Sweeping common persistence, fast
The handful of registry keys, scheduled tasks, and services that account for most real-world persistence — and how to triage them in minutes.
Draft for review before publishing.
When a detection fires and you need to answer “is this thing coming back after reboot?”, you don’t have time to enumerate every persistence technique in the book. In practice, a small set of mechanisms accounts for the overwhelming majority of what you’ll actually find on a compromised Windows host. Knowing that set — and being able to sweep it in one pass — is the difference between a five-minute triage and an afternoon.
Where persistence actually lives
Most real-world persistence lands in one of a few buckets:
- Run / RunOnce keys — the classic, still the most common. Both the machine hive and the per-user hive. Cheap for an operator, and they survive reboots.
- Scheduled tasks — flexible, easy to disguise with a benign-sounding name, and able to run on triggers other than logon.
- Services — heavier-weight, needs privilege, but very sticky when the operator has it.
- Startup folders — low-effort, user-context, and still surprisingly common.
- WMI event subscriptions — the one people forget. Filter-plus-consumer bindings that fire on a condition, leaving nothing in the usual autorun locations.
The triage mindset
Two principles keep a persistence sweep honest.
First: baseline, then diff. A clean Windows install has plenty of legitimate autoruns. The signal isn’t “this key has entries” — it’s “this key has an entry that shouldn’t be there.” If you know what normal looks like, the anomaly stands out immediately.

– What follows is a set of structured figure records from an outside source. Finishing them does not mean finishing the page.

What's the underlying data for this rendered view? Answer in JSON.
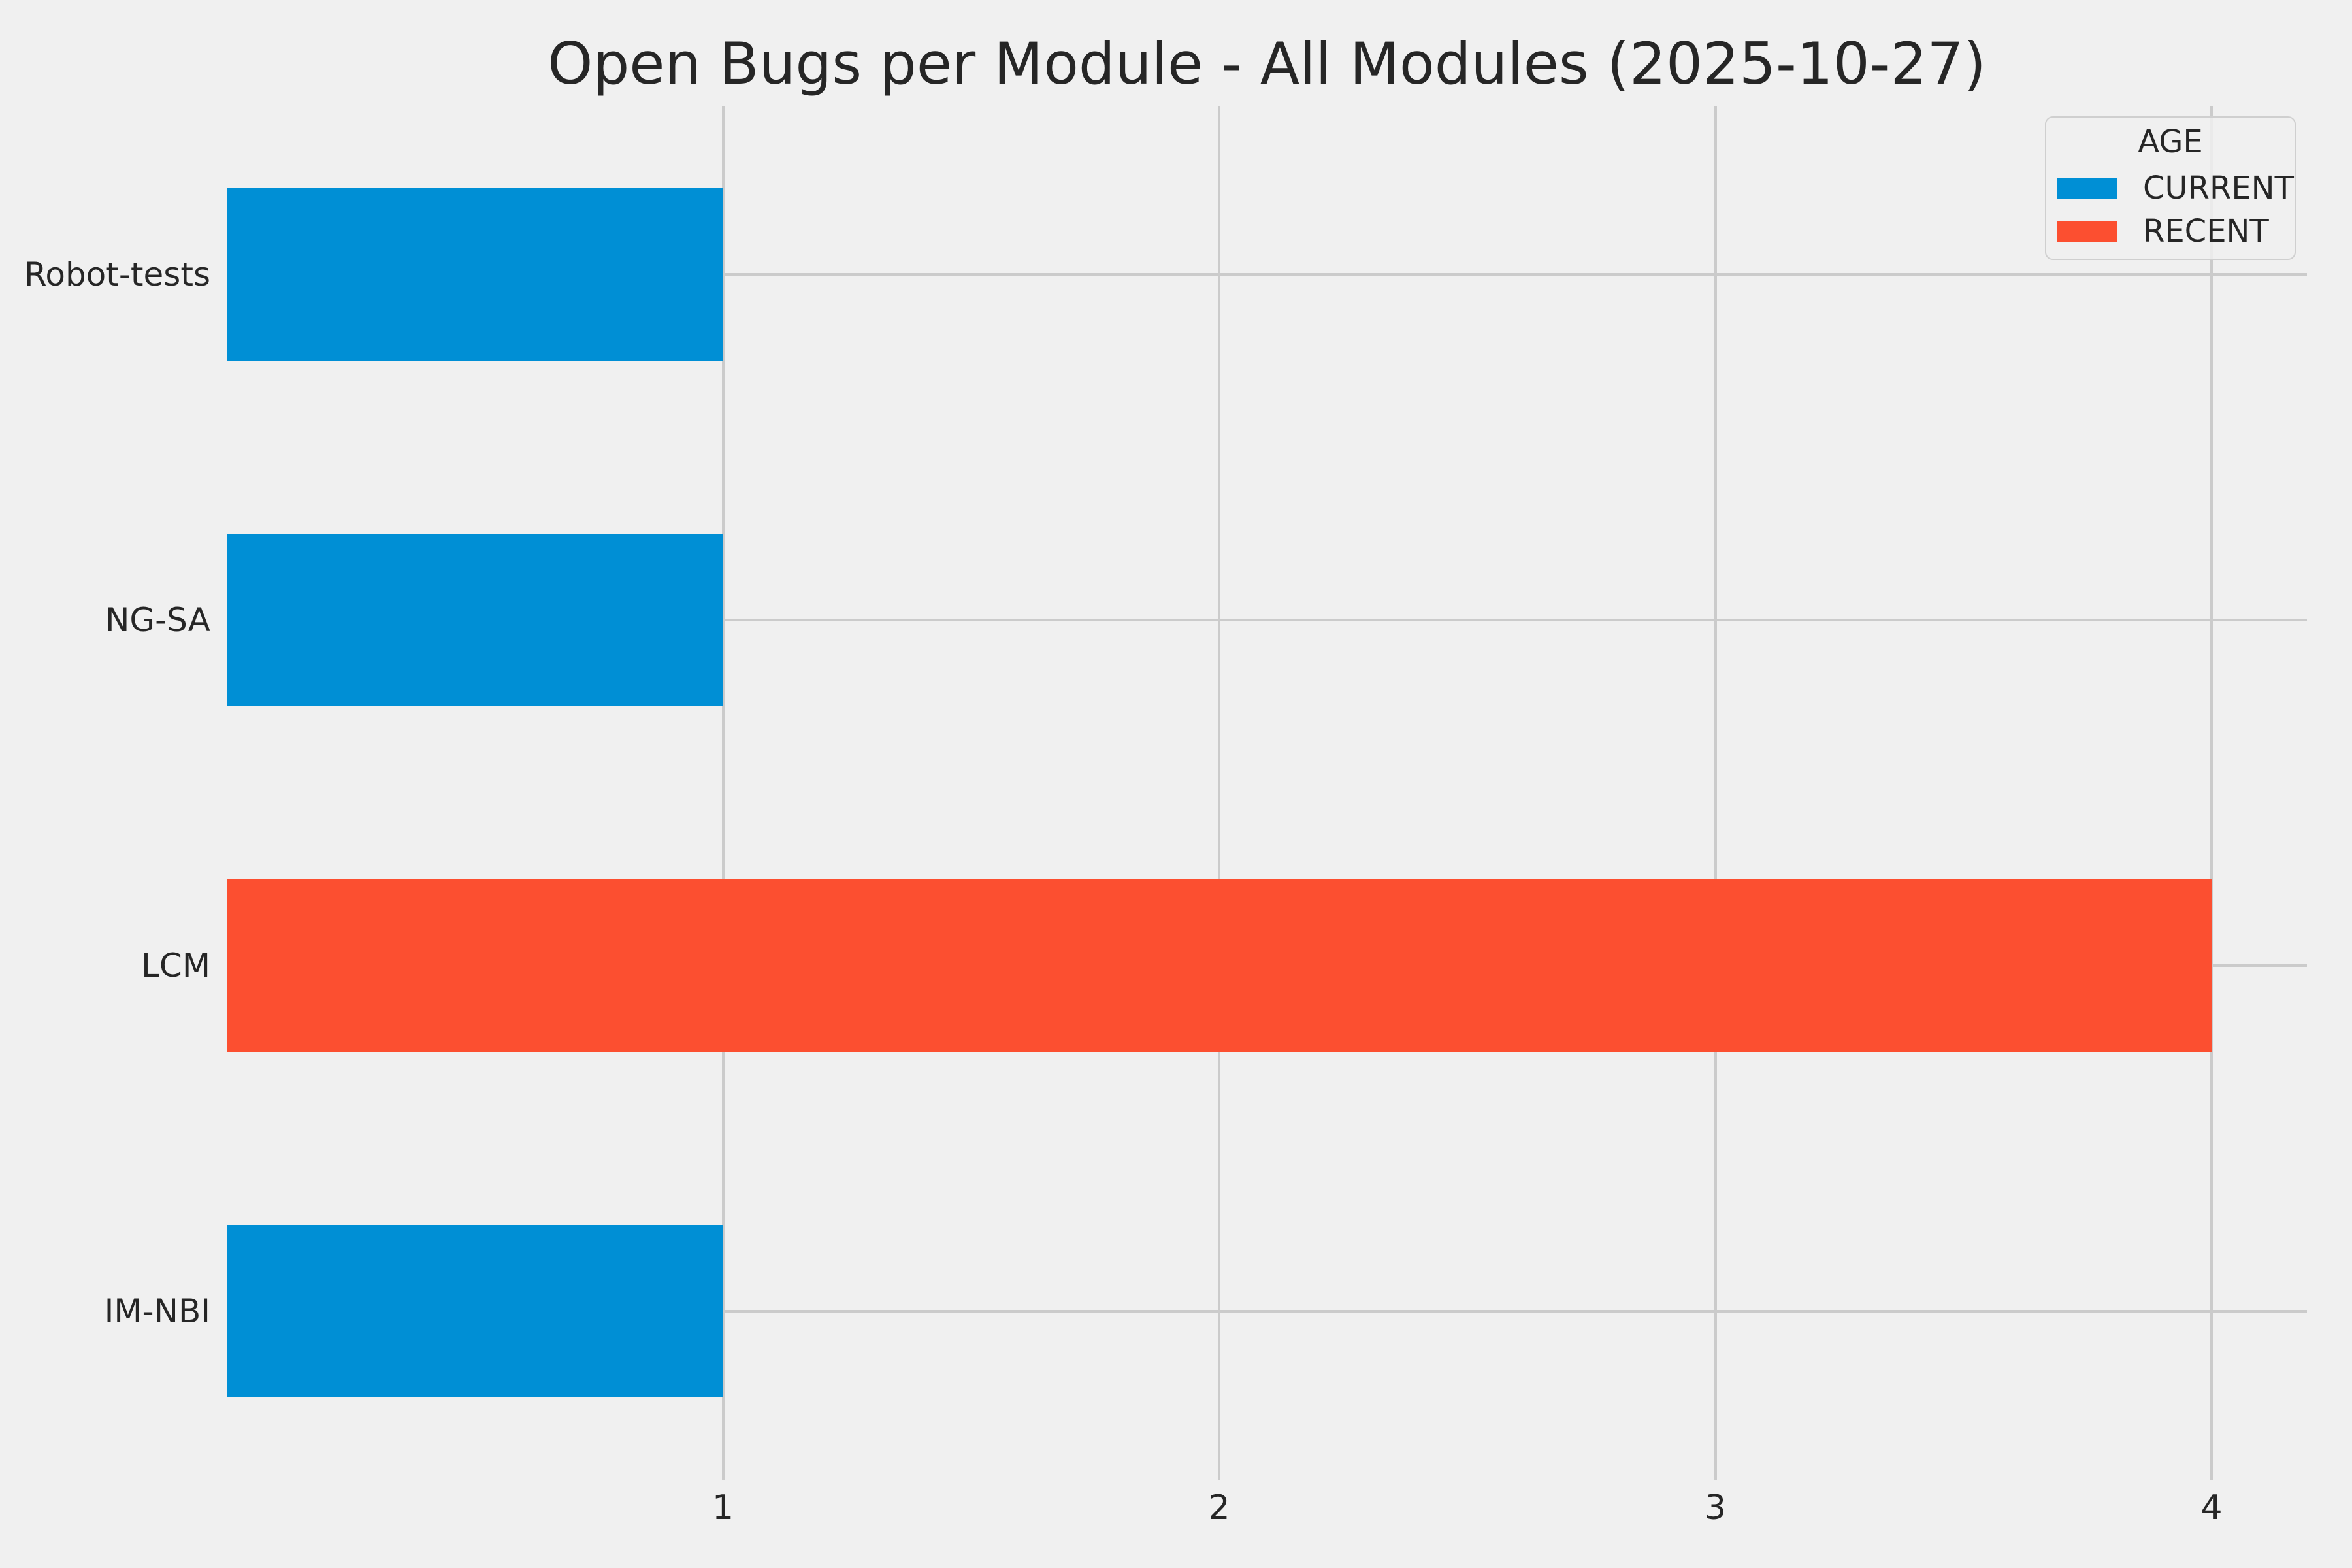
{
  "title": "Open Bugs per Module - All Modules (2025-10-27)",
  "colors": {
    "background": "#F0F0F0",
    "grid": "#CBCBCB",
    "text": "#262626",
    "current": "#008FD5",
    "recent": "#FC4F30",
    "legend_border": "#CFCFCF"
  },
  "legend": {
    "title": "AGE",
    "items": [
      {
        "label": "CURRENT",
        "color": "#008FD5",
        "key": "current"
      },
      {
        "label": "RECENT",
        "color": "#FC4F30",
        "key": "recent"
      }
    ]
  },
  "chart_data": {
    "type": "bar",
    "orientation": "horizontal",
    "title": "Open Bugs per Module - All Modules (2025-10-27)",
    "categories": [
      "Robot-tests",
      "NG-SA",
      "LCM",
      "IM-NBI"
    ],
    "values": [
      1,
      1,
      4,
      1
    ],
    "bar_series": [
      "CURRENT",
      "CURRENT",
      "RECENT",
      "CURRENT"
    ],
    "series_colors": {
      "CURRENT": "#008FD5",
      "RECENT": "#FC4F30"
    },
    "series_field": "AGE",
    "xlabel": "",
    "ylabel": "",
    "xlim": [
      0,
      4.19
    ],
    "x_ticks": [
      {
        "value": 1,
        "label": "1"
      },
      {
        "value": 2,
        "label": "2"
      },
      {
        "value": 3,
        "label": "3"
      },
      {
        "value": 4,
        "label": "4"
      }
    ],
    "grid": true,
    "legend_position": "upper right",
    "legend_title": "AGE"
  }
}
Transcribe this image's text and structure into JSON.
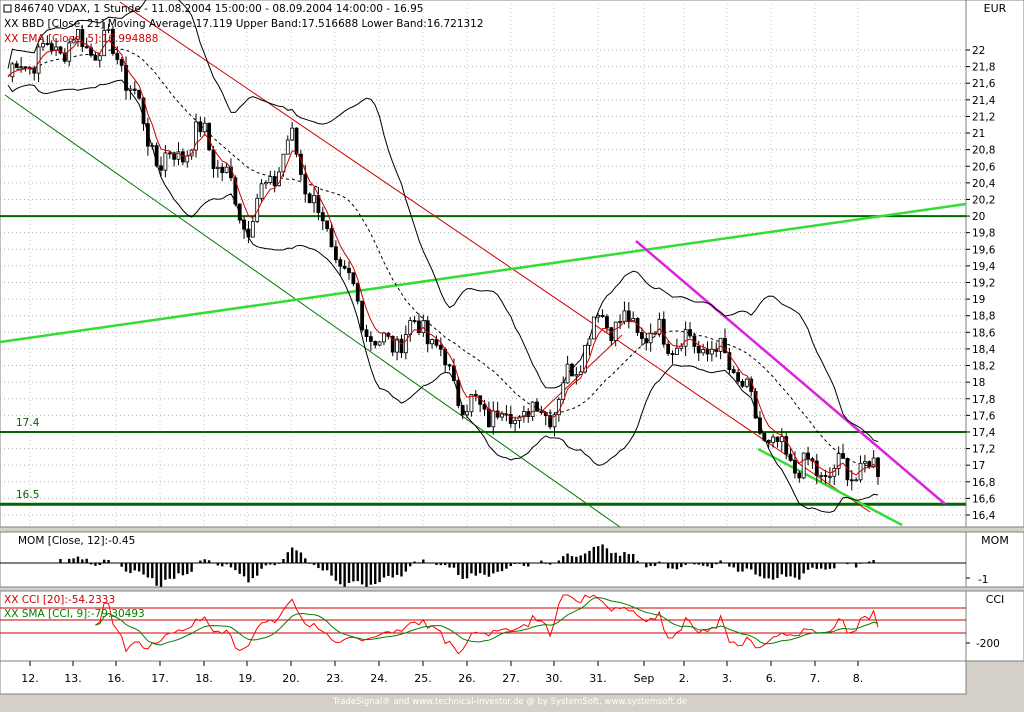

Second: read timestamps as a timeline. A persistence entry written at 03:14 lines up against the process that created it and the network connection that followed. Persistence in isolation is a lead; persistence correlated to an execution event is a finding.
Automating the sweep
This is exactly the kind of repetitive, well-bounded collection that should be automated — not to make the decision, but to gather the evidence and lay it out for a human to read. A good persistence collector pulls the common autorun locations, normalizes them, flags the entries that deviate from a known-good baseline, and returns a clean, readable summary attached to the case.
That last part matters. The output of automation should be evidence a practitioner reads, not a verdict a practitioner is asked to trust. The tool finds the WMI subscription; the analyst decides whether it’s the backup software or the intruder.
A note on the WMI blind spot
If you sweep Run keys, tasks, services, and startup folders but skip WMI event subscriptions,
you have a gap an experienced operator will happily use. Enumerate __EventFilter,
CommandLineEventConsumer / ActiveScriptEventConsumer, and the __FilterToConsumerBinding
that ties them together. It’s a small amount of extra work that closes a favourite hiding spot.
The point
You don’t need to check everything. You need to check the right things, fast, and read what comes back with judgment. Persistence is one of the few places in an investigation where the attacker has to leave something behind — so it’s one of the highest-yield things to look at early.